Tianyu Gao,Yujin Ji,Cheng Liu,Youyong Li
DOI: https://doi.org/10.1007/s40843-023-2848-8
2024-03-20
Science China Materials
Abstract:Energetic molecules (EMs) play an important role in both military and civilian applications. Traditionally, determining the physicochemical parameters of EMs requires experimental workload and inherent risks while new-rising machine learning (ML) methods are promising to address this challenge. In this work, we report a molecular descriptor-enhanced graph neural network (MD-enhanced GNN) model to accurately and fast predict three detonation parameters of EMs. This model integrates sequence-based molecular descriptors and structure-based graph vectors, offering a comprehensive framework that does not require custom descriptors. Accordingly, we construct an EMs dataset that includes 18,991 CHNO EMs and compare our model with sole molecular fingerprint/descriptor and GNN methods. It is found that our proposed MD-enhanced GNN integration method achieves superior accuracy with R 2 over 0.93 and a learning speed improvement of over 20% by combining two different complementary features, which highlights the potential of our model in reshaping the landscape of EMs design, promising substantial improvements in both efficiency and effectiveness within this critical field.

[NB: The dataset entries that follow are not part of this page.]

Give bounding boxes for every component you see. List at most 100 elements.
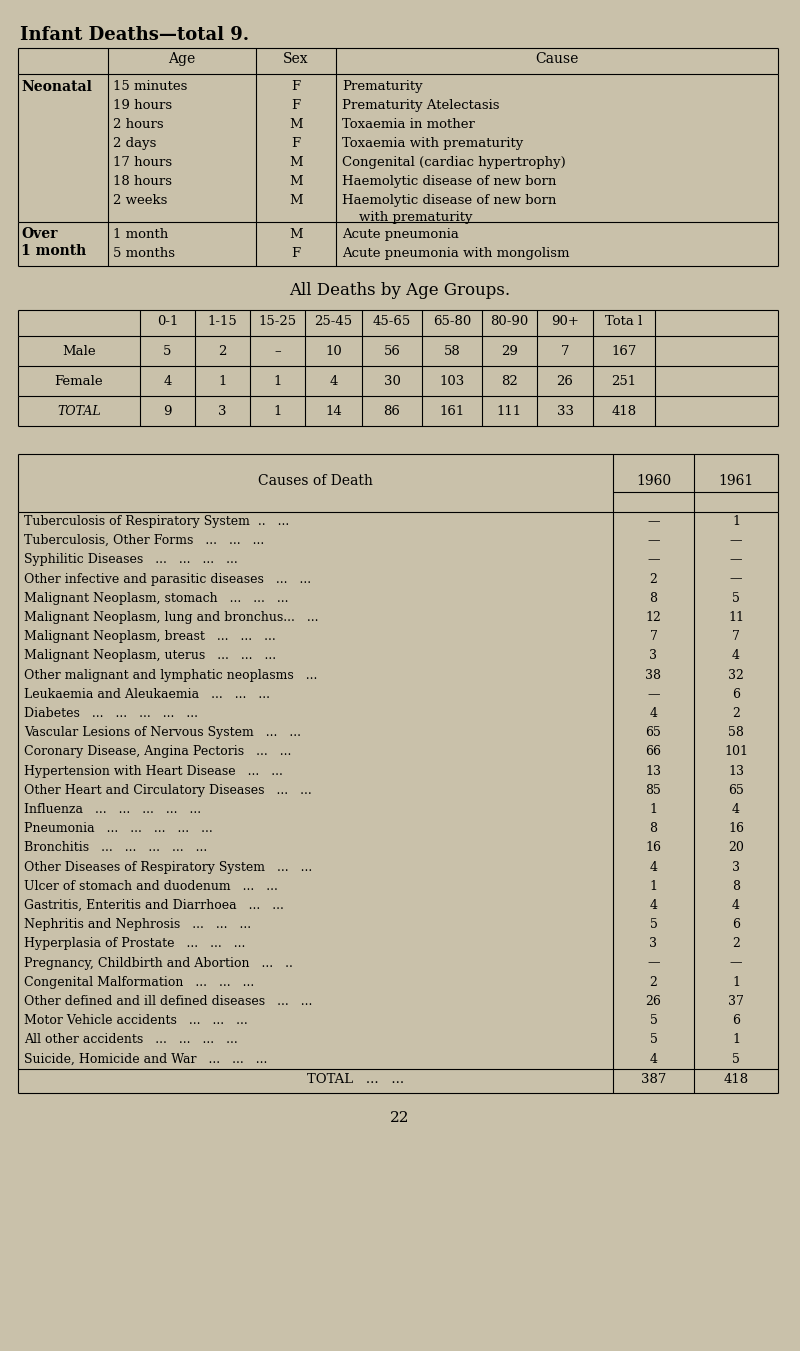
Text: 65: 65 — [646, 727, 662, 739]
Text: 32: 32 — [728, 669, 744, 682]
Text: 3: 3 — [218, 405, 226, 417]
Text: Tuberculosis, Other Forms   ...   ...   ...: Tuberculosis, Other Forms ... ... ... — [24, 534, 264, 547]
Text: 16: 16 — [728, 823, 744, 835]
Text: 12: 12 — [646, 611, 662, 624]
Text: Male: Male — [62, 345, 96, 358]
Text: 3: 3 — [732, 861, 740, 874]
Text: 19 hours: 19 hours — [113, 99, 172, 112]
Text: Congenital Malformation   ...   ...   ...: Congenital Malformation ... ... ... — [24, 975, 254, 989]
Text: 65-80: 65-80 — [433, 315, 471, 328]
Text: 30: 30 — [383, 376, 401, 388]
Text: Influenza   ...   ...   ...   ...   ...: Influenza ... ... ... ... ... — [24, 802, 201, 816]
Text: 66: 66 — [646, 746, 662, 758]
Text: 4: 4 — [732, 898, 740, 912]
Text: Other Heart and Circulatory Diseases   ...   ...: Other Heart and Circulatory Diseases ...… — [24, 784, 312, 797]
Text: Prematurity: Prematurity — [342, 80, 422, 93]
Text: 4: 4 — [330, 376, 338, 388]
Text: 2 hours: 2 hours — [113, 118, 164, 131]
Text: with prematurity: with prematurity — [342, 211, 473, 224]
Text: 387: 387 — [641, 1073, 666, 1086]
Text: Toxaemia in mother: Toxaemia in mother — [342, 118, 475, 131]
Text: 7: 7 — [561, 345, 570, 358]
Text: 5: 5 — [650, 1015, 658, 1027]
Text: 22: 22 — [390, 1111, 410, 1125]
Text: Bronchitis   ...   ...   ...   ...   ...: Bronchitis ... ... ... ... ... — [24, 842, 207, 854]
Text: —: — — [647, 554, 660, 566]
Text: 111: 111 — [497, 405, 522, 417]
Text: All other accidents   ...   ...   ...   ...: All other accidents ... ... ... ... — [24, 1034, 238, 1047]
Text: Other infective and parasitic diseases   ...   ...: Other infective and parasitic diseases .… — [24, 573, 311, 585]
Text: 90+: 90+ — [551, 315, 579, 328]
Text: 5: 5 — [732, 592, 740, 605]
Text: 5: 5 — [650, 919, 658, 931]
Text: 418: 418 — [723, 1073, 749, 1086]
Text: 33: 33 — [557, 405, 574, 417]
Text: 1960: 1960 — [636, 474, 671, 488]
Text: 16: 16 — [646, 842, 662, 854]
Text: F: F — [291, 80, 301, 93]
Text: —: — — [730, 554, 742, 566]
Text: Gastritis, Enteritis and Diarrhoea   ...   ...: Gastritis, Enteritis and Diarrhoea ... .… — [24, 898, 284, 912]
Text: 5: 5 — [163, 345, 172, 358]
Text: 418: 418 — [611, 405, 637, 417]
Text: 5: 5 — [732, 1052, 740, 1066]
Text: Leukaemia and Aleukaemia   ...   ...   ...: Leukaemia and Aleukaemia ... ... ... — [24, 688, 270, 701]
Text: 2: 2 — [732, 938, 740, 950]
Text: 4: 4 — [732, 802, 740, 816]
Text: Nephritis and Nephrosis   ...   ...   ...: Nephritis and Nephrosis ... ... ... — [24, 919, 251, 931]
Text: 7: 7 — [732, 630, 740, 643]
Text: –: – — [274, 345, 281, 358]
Text: 1: 1 — [650, 880, 658, 893]
Text: M: M — [289, 176, 303, 188]
Text: Vascular Lesions of Nervous System   ...   ...: Vascular Lesions of Nervous System ... .… — [24, 727, 301, 739]
Text: 167: 167 — [611, 345, 637, 358]
Text: 11: 11 — [728, 611, 744, 624]
Text: TOTAL: TOTAL — [57, 405, 101, 417]
Text: —: — — [730, 573, 742, 585]
Text: 85: 85 — [646, 784, 662, 797]
Text: Female: Female — [54, 376, 103, 388]
Text: 80-90: 80-90 — [490, 315, 529, 328]
Text: 29: 29 — [501, 345, 518, 358]
Text: 1: 1 — [274, 376, 282, 388]
Text: Hypertension with Heart Disease   ...   ...: Hypertension with Heart Disease ... ... — [24, 765, 283, 778]
Text: —: — — [647, 688, 660, 701]
Text: 25-45: 25-45 — [314, 315, 353, 328]
Text: Cause: Cause — [535, 51, 578, 66]
Text: 4: 4 — [163, 376, 172, 388]
Text: 38: 38 — [646, 669, 662, 682]
Text: Malignant Neoplasm, breast   ...   ...   ...: Malignant Neoplasm, breast ... ... ... — [24, 630, 276, 643]
Text: 5 months: 5 months — [113, 247, 175, 259]
Text: 56: 56 — [383, 345, 401, 358]
Text: Malignant Neoplasm, stomach   ...   ...   ...: Malignant Neoplasm, stomach ... ... ... — [24, 592, 289, 605]
Text: 7: 7 — [650, 630, 658, 643]
Text: M: M — [289, 228, 303, 240]
Text: 4: 4 — [650, 898, 658, 912]
Text: 1: 1 — [732, 975, 740, 989]
Text: 82: 82 — [501, 376, 518, 388]
Text: Toxaemia with prematurity: Toxaemia with prematurity — [342, 136, 523, 150]
Text: F: F — [291, 247, 301, 259]
Text: 1: 1 — [732, 515, 740, 528]
Text: M: M — [289, 195, 303, 207]
Text: 4: 4 — [650, 861, 658, 874]
Text: M: M — [289, 118, 303, 131]
Text: 1-15: 1-15 — [208, 315, 238, 328]
Text: 8: 8 — [650, 592, 658, 605]
Text: Tota l: Tota l — [606, 315, 642, 328]
Text: Diabetes   ...   ...   ...   ...   ...: Diabetes ... ... ... ... ... — [24, 707, 198, 720]
Text: —: — — [647, 515, 660, 528]
Text: 0-1: 0-1 — [157, 315, 178, 328]
Text: Malignant Neoplasm, lung and bronchus...   ...: Malignant Neoplasm, lung and bronchus...… — [24, 611, 318, 624]
Text: Causes of Death: Causes of Death — [258, 474, 373, 488]
Text: 2 weeks: 2 weeks — [113, 195, 167, 207]
Text: 15 minutes: 15 minutes — [113, 80, 187, 93]
Text: Pneumonia   ...   ...   ...   ...   ...: Pneumonia ... ... ... ... ... — [24, 823, 213, 835]
Text: 2: 2 — [732, 707, 740, 720]
Text: 13: 13 — [646, 765, 662, 778]
Text: 161: 161 — [439, 405, 465, 417]
Text: 17 hours: 17 hours — [113, 155, 172, 169]
Text: Syphilitic Diseases   ...   ...   ...   ...: Syphilitic Diseases ... ... ... ... — [24, 554, 238, 566]
Text: 1: 1 — [218, 376, 226, 388]
Text: 6: 6 — [732, 1015, 740, 1027]
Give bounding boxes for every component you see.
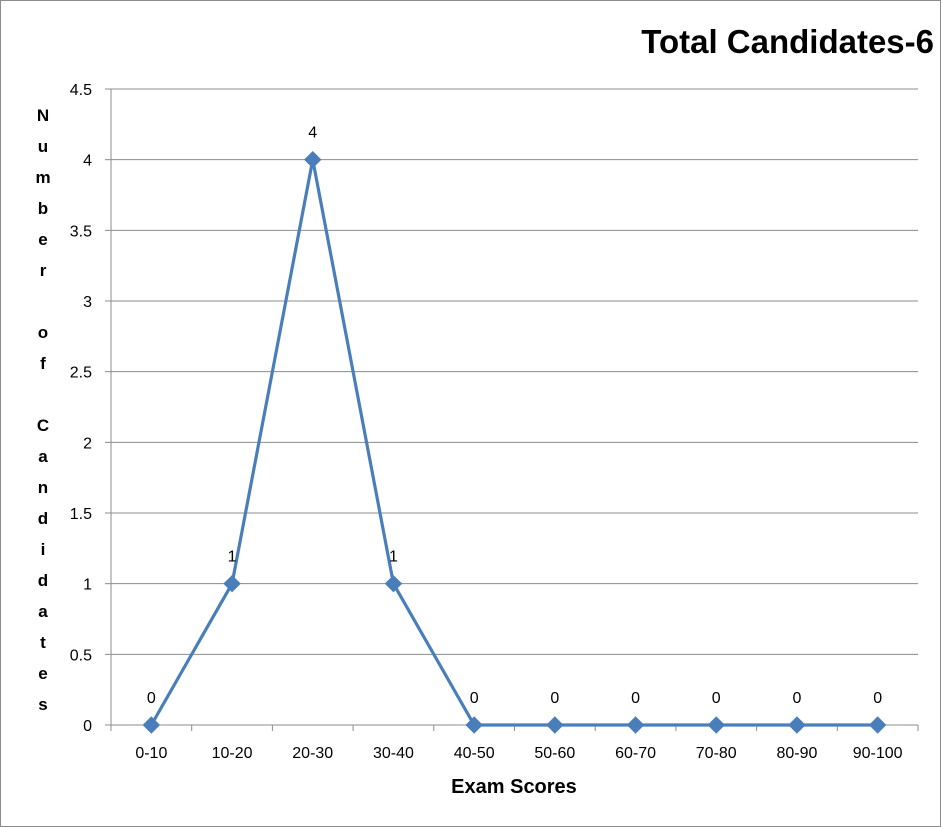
chart-title: Total Candidates-6: [641, 23, 934, 60]
y-axis-title-char: t: [40, 633, 46, 652]
y-tick-label: 4.5: [70, 82, 92, 99]
data-label: 1: [228, 549, 237, 566]
data-label: 0: [631, 690, 640, 707]
data-label: 0: [147, 690, 156, 707]
y-axis-title-char: b: [38, 199, 48, 218]
data-point-marker: [384, 574, 403, 593]
x-tick-label: 80-90: [776, 745, 817, 762]
y-axis-title-char: e: [38, 230, 47, 249]
x-tick-label: 20-30: [292, 745, 333, 762]
y-axis-title-char: a: [38, 447, 48, 466]
data-label: 0: [873, 690, 882, 707]
y-axis-title-char: e: [38, 664, 47, 683]
x-tick-label: 90-100: [853, 745, 903, 762]
y-tick-label: 3.5: [70, 223, 92, 240]
series-line: [149, 158, 878, 727]
x-tick-label: 30-40: [373, 745, 414, 762]
y-axis-title-char: f: [40, 354, 46, 373]
y-axis-title-char: C: [37, 416, 49, 435]
x-tick-label: 60-70: [615, 745, 656, 762]
y-axis-title-char: m: [35, 168, 50, 187]
y-axis-title-char: n: [38, 478, 48, 497]
y-axis-title-char: r: [40, 261, 47, 280]
series-line-path: [149, 158, 878, 727]
y-axis-title-char: o: [38, 323, 48, 342]
x-tick-label: 50-60: [534, 745, 575, 762]
y-tick-label: 2.5: [70, 365, 92, 382]
y-axis-title-char: a: [38, 602, 48, 621]
data-point-marker: [626, 716, 645, 734]
data-point-marker: [707, 716, 725, 734]
x-tick-label: 0-10: [135, 745, 167, 762]
data-point-marker: [223, 574, 241, 593]
x-tick-label: 70-80: [696, 745, 737, 762]
axes: [105, 88, 919, 731]
data-label: 0: [550, 690, 559, 707]
data-point-marker: [788, 716, 806, 734]
y-tick-labels: 0 0.5 1 1.5 2 2.5 3 3.5 4 4.5: [70, 82, 92, 735]
data-label: 0: [470, 690, 479, 707]
data-point-marker: [465, 716, 483, 734]
data-label: 0: [712, 690, 721, 707]
y-tick-label: 0.5: [70, 647, 92, 664]
data-point-marker: [868, 716, 887, 734]
y-axis-title-char: i: [41, 540, 46, 559]
y-axis-title-char: d: [38, 571, 48, 590]
y-tick-label: 2: [83, 435, 92, 452]
y-tick-label: 0: [83, 718, 92, 735]
data-point-marker: [142, 716, 161, 734]
x-tick-label: 40-50: [454, 745, 495, 762]
y-tick-label: 3: [83, 294, 92, 311]
series-markers: [142, 150, 887, 734]
y-tick-label: 4: [83, 153, 92, 170]
y-axis-title-char: s: [38, 695, 47, 714]
y-tick-label: 1: [83, 577, 92, 594]
gridlines: [111, 88, 918, 655]
data-label: 1: [389, 549, 398, 566]
y-axis-title-char: N: [37, 106, 49, 125]
data-point-marker: [546, 716, 564, 734]
data-point-marker: [304, 150, 322, 169]
data-labels: 0 1 4 1 0 0 0 0 0 0: [147, 125, 882, 707]
x-axis-title: Exam Scores: [451, 776, 577, 798]
x-tick-label: 10-20: [212, 745, 253, 762]
y-tick-label: 1.5: [70, 506, 92, 523]
x-tick-labels: 0-10 10-20 20-30 30-40 40-50 50-60 60-70 70-80 8…: [135, 745, 902, 762]
y-axis-title-char: u: [38, 137, 48, 156]
data-label: 0: [792, 690, 801, 707]
y-axis-title-char: d: [38, 509, 48, 528]
data-label: 4: [308, 125, 317, 142]
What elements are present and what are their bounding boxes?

materials science, multidisciplinary
What problem does this paper attempt to address?
This paper discusses the use of Molecular Descriptor-enhanced Graph Neural Networks (MD-enhanced GNNs) to predict three key detonation parameters of energetic molecules (EMs): detonation heat, detonation velocity, and detonation pressure. Traditional methods for determining these parameters require extensive experiments, while machine learning (ML) offers a promising alternative. In this study, the authors constructed a database containing 18,991 CHNO EMs and compared the prediction performance using only molecular fingerprints or descriptors, as well as using only GNN methods. The results show that the MD-enhanced GNN model combining both types of features achieves higher accuracy (R² exceeding 0.93) and a 20% improvement in learning speed. The paper first introduces the importance of energetic molecules in military and civilian applications, as well as the limitations of traditional design methods. It then describes in detail the data collection process, including the screening of molecules from a database, computation of their physicochemical parameters, and calculation of detonation performance parameters based on the Kamlet-Jacobs equation. Additionally, different methods for feature representation, such as molecular fingerprints and MDs, as well as the use of GNNs, are mentioned. In the methodology section, the paper elaborates on how molecules are transformed into graph structures and trained using different ML algorithms (such as random forests and gradient boosting decision trees) as well as GNNs (such as GCN, GATv2, and CGCNN). The proposed MD-enhanced GNN model combines molecular fingerprints and MDs with graph neural networks to improve prediction performance. In the results section, the paper demonstrates the performance comparison of different models and feature combinations, finding that the MD-enhanced GATv2 model shows the best prediction performance on all three parameters, with the lowest root mean square error (RMSE) and the highest determination coefficient (R²). Furthermore, the SHAP value analysis indicates the critical importance of MDs in improving the prediction performance of GNNs. In summary, this paper addresses the problem of accurately and efficiently predicting the detonation performance of energetic molecules by integrating multiple features and GNNs, providing new tools and insights for the design of energetic materials.